Fonctionnaires mâles : à quand l'accouchement ?

La justice européenne a accordé à un fonctionnaire des droits réservés aux mères. Et plus de 37 000 euros aux frais des contribuables…

Ce qui est légal n’est pas toujours légitime, tant s’en faut, comme le montre une récente décision de la Cour européenne des droits de l’homme. Le 11 février 2010, les juges européens ont condamné la France à payer 37 400 euros à un fonctionnaire père de trois enfants, auquel l’Etat français avait refusé le droit de prendre sa retraite anticipée à 53 ans.

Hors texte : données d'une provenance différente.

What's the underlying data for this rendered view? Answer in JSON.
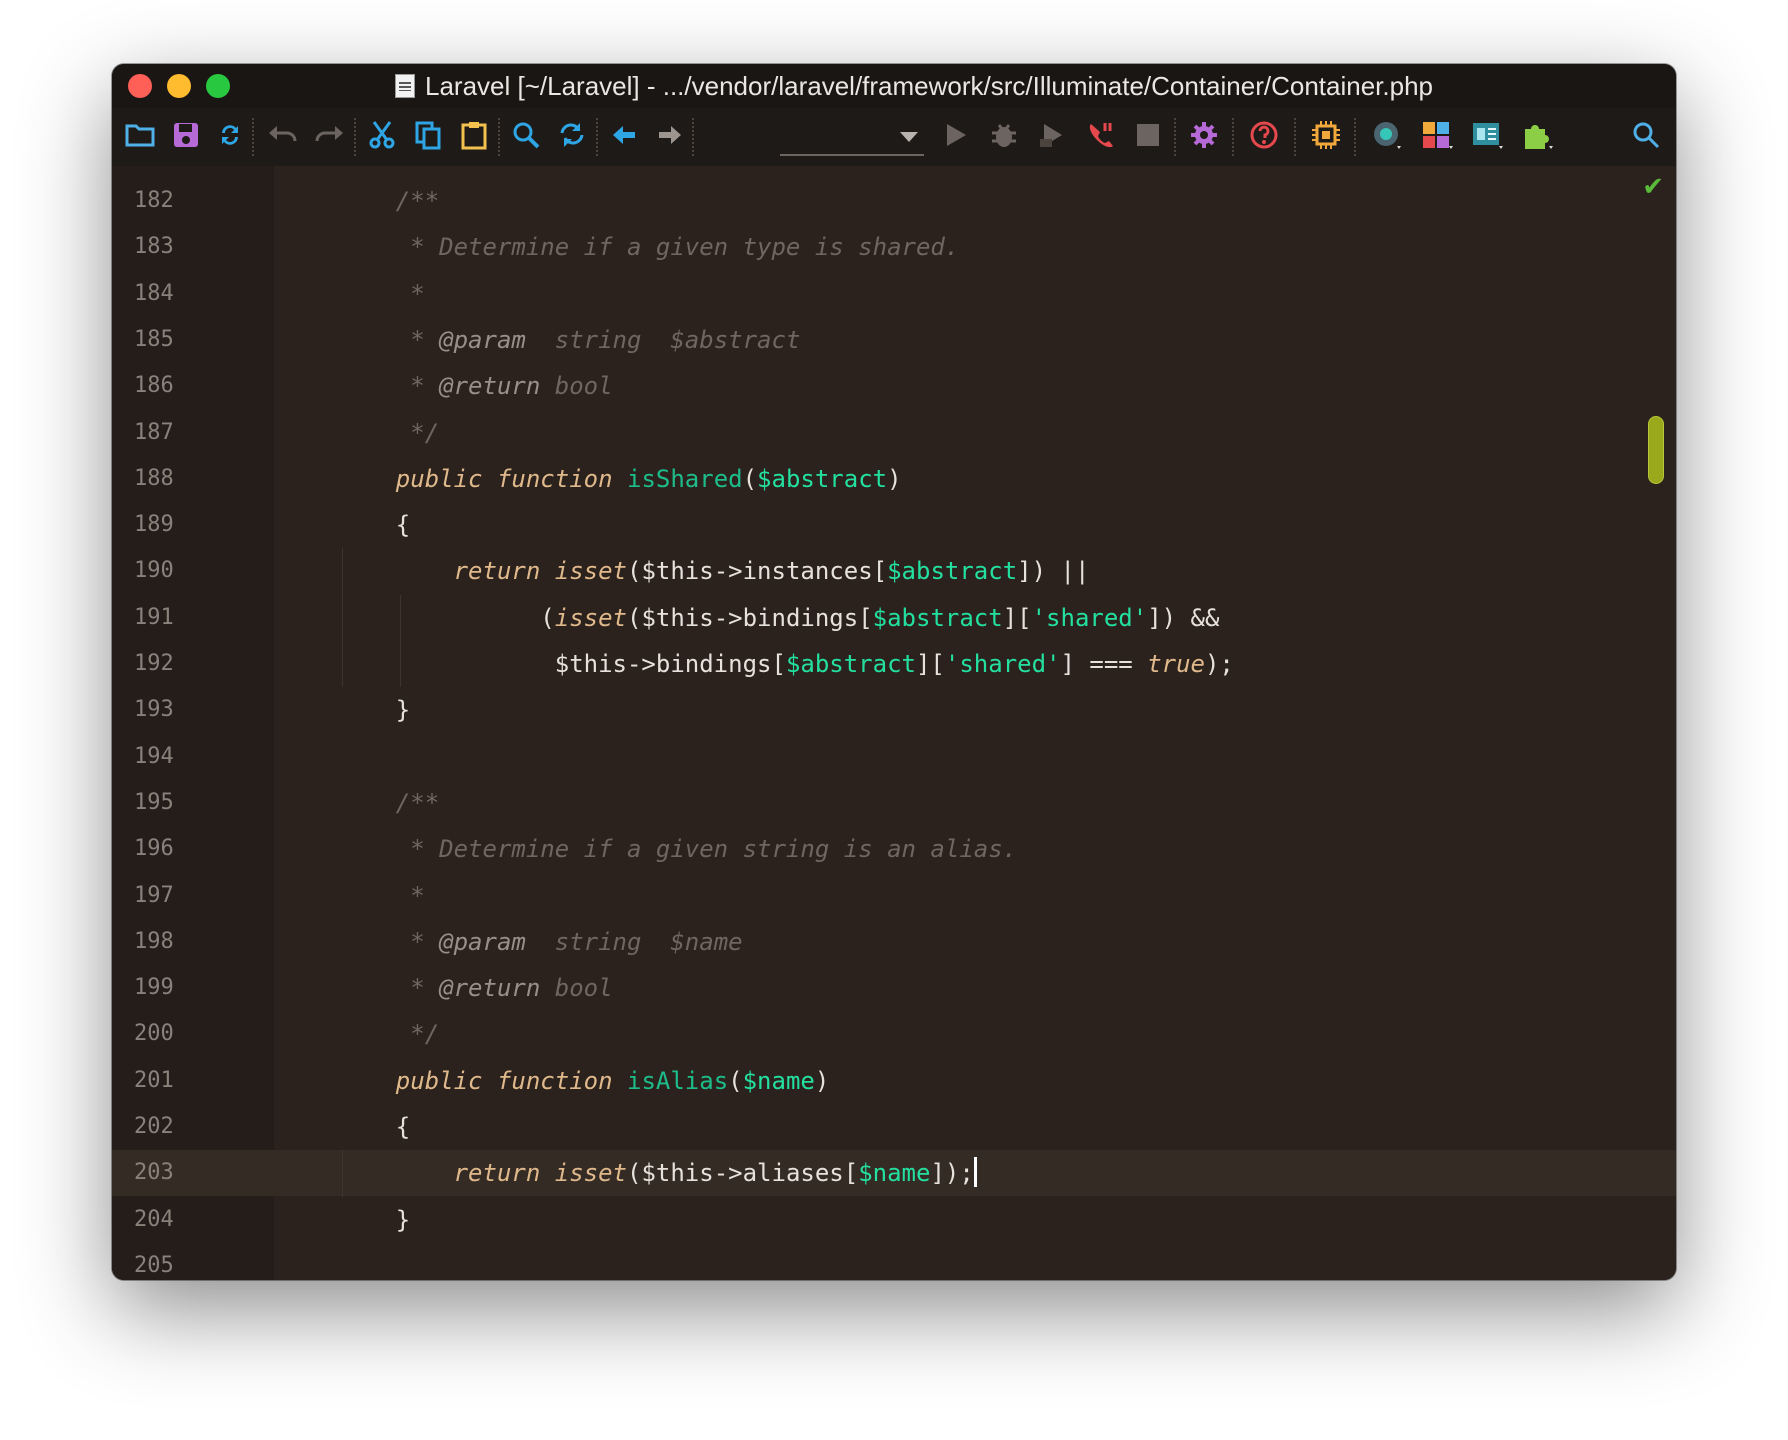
{
  "window": {
    "title": "Laravel [~/Laravel] - .../vendor/laravel/framework/src/Illuminate/Container/Container.php"
  },
  "toolbar": {
    "icons": [
      "open-folder-icon",
      "save-icon",
      "sync-icon",
      "undo-icon",
      "redo-icon",
      "cut-icon",
      "copy-icon",
      "paste-icon",
      "find-icon",
      "replace-icon",
      "back-arrow-icon",
      "forward-arrow-icon",
      "run-config-dropdown",
      "run-icon",
      "debug-icon",
      "coverage-icon",
      "phone-icon",
      "stop-icon",
      "settings-icon",
      "help-icon",
      "cpu-icon",
      "vcs-icon",
      "layout-icon",
      "presentation-icon",
      "plugin-icon",
      "search-icon"
    ],
    "run_config_value": ""
  },
  "colors": {
    "editor_bg": "#2c221d",
    "comment": "#6f6660",
    "keyword": "#dfb98b",
    "function": "#1dbd8b",
    "variable": "#23e0a0",
    "scroll_marker": "#9aa81c"
  },
  "editor": {
    "current_line": 203,
    "lines": [
      {
        "n": "182",
        "segs": [
          [
            "    ",
            "pl"
          ],
          [
            "/**",
            "cm"
          ]
        ]
      },
      {
        "n": "183",
        "segs": [
          [
            "     * Determine if a given type is shared.",
            "cm"
          ]
        ]
      },
      {
        "n": "184",
        "segs": [
          [
            "     *",
            "cm"
          ]
        ]
      },
      {
        "n": "185",
        "segs": [
          [
            "     * ",
            "cm"
          ],
          [
            "@param",
            "tag"
          ],
          [
            "  string  $abstract",
            "cm"
          ]
        ]
      },
      {
        "n": "186",
        "segs": [
          [
            "     * ",
            "cm"
          ],
          [
            "@return",
            "tag"
          ],
          [
            " bool",
            "cm"
          ]
        ]
      },
      {
        "n": "187",
        "segs": [
          [
            "     */",
            "cm"
          ]
        ]
      },
      {
        "n": "188",
        "segs": [
          [
            "    ",
            "pl"
          ],
          [
            "public function",
            "kw"
          ],
          [
            " ",
            "pl"
          ],
          [
            "isShared",
            "fn"
          ],
          [
            "(",
            "pl"
          ],
          [
            "$abstract",
            "var"
          ],
          [
            ")",
            "pl"
          ]
        ]
      },
      {
        "n": "189",
        "segs": [
          [
            "    {",
            "pl"
          ]
        ]
      },
      {
        "n": "190",
        "segs": [
          [
            "        ",
            "pl"
          ],
          [
            "return",
            "kw"
          ],
          [
            " ",
            "pl"
          ],
          [
            "isset",
            "kw"
          ],
          [
            "($this->instances[",
            "pl"
          ],
          [
            "$abstract",
            "var"
          ],
          [
            "]) ||",
            "pl"
          ]
        ]
      },
      {
        "n": "191",
        "segs": [
          [
            "              (",
            "pl"
          ],
          [
            "isset",
            "kw"
          ],
          [
            "($this->bindings[",
            "pl"
          ],
          [
            "$abstract",
            "var"
          ],
          [
            "][",
            "pl"
          ],
          [
            "'shared'",
            "str"
          ],
          [
            "]) &&",
            "pl"
          ]
        ]
      },
      {
        "n": "192",
        "segs": [
          [
            "               $this->bindings[",
            "pl"
          ],
          [
            "$abstract",
            "var"
          ],
          [
            "][",
            "pl"
          ],
          [
            "'shared'",
            "str"
          ],
          [
            "] === ",
            "pl"
          ],
          [
            "true",
            "kw"
          ],
          [
            ");",
            "pl"
          ]
        ]
      },
      {
        "n": "193",
        "segs": [
          [
            "    }",
            "pl"
          ]
        ]
      },
      {
        "n": "194",
        "segs": []
      },
      {
        "n": "195",
        "segs": [
          [
            "    /**",
            "cm"
          ]
        ]
      },
      {
        "n": "196",
        "segs": [
          [
            "     * Determine if a given string is an alias.",
            "cm"
          ]
        ]
      },
      {
        "n": "197",
        "segs": [
          [
            "     *",
            "cm"
          ]
        ]
      },
      {
        "n": "198",
        "segs": [
          [
            "     * ",
            "cm"
          ],
          [
            "@param",
            "tag"
          ],
          [
            "  string  $name",
            "cm"
          ]
        ]
      },
      {
        "n": "199",
        "segs": [
          [
            "     * ",
            "cm"
          ],
          [
            "@return",
            "tag"
          ],
          [
            " bool",
            "cm"
          ]
        ]
      },
      {
        "n": "200",
        "segs": [
          [
            "     */",
            "cm"
          ]
        ]
      },
      {
        "n": "201",
        "segs": [
          [
            "    ",
            "pl"
          ],
          [
            "public function",
            "kw"
          ],
          [
            " ",
            "pl"
          ],
          [
            "isAlias",
            "fn"
          ],
          [
            "(",
            "pl"
          ],
          [
            "$name",
            "var"
          ],
          [
            ")",
            "pl"
          ]
        ]
      },
      {
        "n": "202",
        "segs": [
          [
            "    {",
            "pl"
          ]
        ]
      },
      {
        "n": "203",
        "segs": [
          [
            "        ",
            "pl"
          ],
          [
            "return",
            "kw"
          ],
          [
            " ",
            "pl"
          ],
          [
            "isset",
            "kw"
          ],
          [
            "($this->aliases[",
            "pl"
          ],
          [
            "$name",
            "var"
          ],
          [
            "]);",
            "pl"
          ]
        ]
      },
      {
        "n": "204",
        "segs": [
          [
            "    }",
            "pl"
          ]
        ]
      },
      {
        "n": "205",
        "segs": []
      }
    ]
  }
}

Cette décision conclut un bras de fer engagé depuis une dizaine d’années entre l’Etat et certains profiteurs de la fonction publique, qui s’appuient sur le droit européen pour tenter d’accroître des avantages déjà exorbitants.

Les fonctionnaires mères de famille ayant élevé trois enfants bénéficiaient naguère de bonifications et de la possibilité de prendre leur retraite après 15 ans de service. En 2001, au nom du principe d’égalité entre les sexes, la Cour de Justice des Communautés Européennes ouvrit ce dispositif aux fonctionnaires pères de famille.

Pour éviter d’étendre ces avantages à l’ensemble des fonctionnaires, l’Etat, par une loi votée fin 2004 et un décret, pris en mai 2005, conditionna rétroactivement le droit à la retraite anticipée à une interruption de l’activité au moins égale à deux mois après l’accouchement. Par ce biais, il réservait de facto cet avantage aux femmes.

Patrick Javaugue, agent de la fonction publique hospitalière, a pris prétexte de la rétroactivité de la mesure pour attaquer l’Etat français devant la justice européenne, qui lui a donc donné gain de cause.

Au regard de la loi européenne, sans doute n’y a-t-il pas grand-chose à dire. Mais si l’on s’en tient au bon sens et à la morale commune, cette histoire est significative de l’état d’esprit de certains fonctionnaires, caractérisé par leur absence de scrupules (à moins d’envisager que les hommes soient enceints, accouchent et allaitent, l’alibi de l’égalité entre les sexes ne tient pas) et de leur manque de civisme : on est loin ici de l’image du fonctionnaire « serviteur de l’Etat », les égoïsmes particuliers l’emportent sur l’intérêt général.
La Cour européenne a condamné l'Etat à payer à Patrick Javaugue 35 400 euros au titre du dommage matériel, et 2 000 à celui du... préjudice moral. Du tort que cette décision fait subir à des millions de contribuables français, il n'est en revanche pas fait mention.